色々耳に入って参りますが、三輪屋は変わらずいつものパターンで。
海外のパーティに和風の品を身に着けて出席したい男性からのご相談です。思い当たる品はお母様の黒の絵羽織で、これを上着にしてベルトを締めたいとのご希望。
今まで様々なご依頼にお答えしてきましたが、これは初めての経験です。
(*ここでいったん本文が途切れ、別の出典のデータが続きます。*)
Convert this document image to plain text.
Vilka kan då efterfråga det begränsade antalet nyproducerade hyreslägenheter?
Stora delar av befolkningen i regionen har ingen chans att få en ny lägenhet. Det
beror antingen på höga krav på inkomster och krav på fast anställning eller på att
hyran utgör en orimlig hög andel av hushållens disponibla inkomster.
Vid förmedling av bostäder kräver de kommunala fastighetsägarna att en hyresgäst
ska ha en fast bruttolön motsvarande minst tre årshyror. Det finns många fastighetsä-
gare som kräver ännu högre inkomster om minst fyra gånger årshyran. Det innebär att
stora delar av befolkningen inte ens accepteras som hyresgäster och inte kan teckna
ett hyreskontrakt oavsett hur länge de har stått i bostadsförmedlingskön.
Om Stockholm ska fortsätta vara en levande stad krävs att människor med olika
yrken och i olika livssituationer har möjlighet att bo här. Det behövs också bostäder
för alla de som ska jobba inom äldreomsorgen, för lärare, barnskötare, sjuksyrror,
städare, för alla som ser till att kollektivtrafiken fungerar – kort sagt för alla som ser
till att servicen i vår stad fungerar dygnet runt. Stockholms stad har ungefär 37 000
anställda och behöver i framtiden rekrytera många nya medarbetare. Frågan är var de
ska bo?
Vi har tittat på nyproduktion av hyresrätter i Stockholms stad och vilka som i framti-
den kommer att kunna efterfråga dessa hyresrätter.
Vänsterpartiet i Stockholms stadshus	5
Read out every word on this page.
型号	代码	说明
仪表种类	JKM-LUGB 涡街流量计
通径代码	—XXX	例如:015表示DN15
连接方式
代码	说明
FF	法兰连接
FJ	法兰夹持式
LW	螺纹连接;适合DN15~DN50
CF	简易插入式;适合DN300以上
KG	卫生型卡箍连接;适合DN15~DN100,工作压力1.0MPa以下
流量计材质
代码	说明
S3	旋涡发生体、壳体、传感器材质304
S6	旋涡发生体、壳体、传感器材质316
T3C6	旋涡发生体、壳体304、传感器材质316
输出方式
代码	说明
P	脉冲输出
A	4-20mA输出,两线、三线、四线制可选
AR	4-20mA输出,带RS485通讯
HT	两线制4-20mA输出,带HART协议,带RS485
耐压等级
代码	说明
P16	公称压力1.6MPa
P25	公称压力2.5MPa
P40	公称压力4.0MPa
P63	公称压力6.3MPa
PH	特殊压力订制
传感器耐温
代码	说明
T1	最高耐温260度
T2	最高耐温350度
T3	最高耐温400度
解いてはみたものの、反物の巾は狭く、縫い目には親の仇のように強烈な筋が。
筒袖にして着やすくするために、まずは袖のバランスをご提案。
皆様のご想像よりは少し長い道のり、さて、どうなりますやら。
これは黒無地に朱色の染料で描いたと思われましょうが、実は最初に朱色無地に染めて、無色の糊で線描きをして黒染めすると柄が残るという方法が使われています。
それだけなら良いのですが、黒の染料が不安定な為、上から強い防水加工が掛かっています。
コップの水に小裂が浮くほどですから、普通の技術では折れ目など全く消えません。
そこで、満を持していつもの職人さんが登場すれば、どこが元の縫い目かな?の仕上がり。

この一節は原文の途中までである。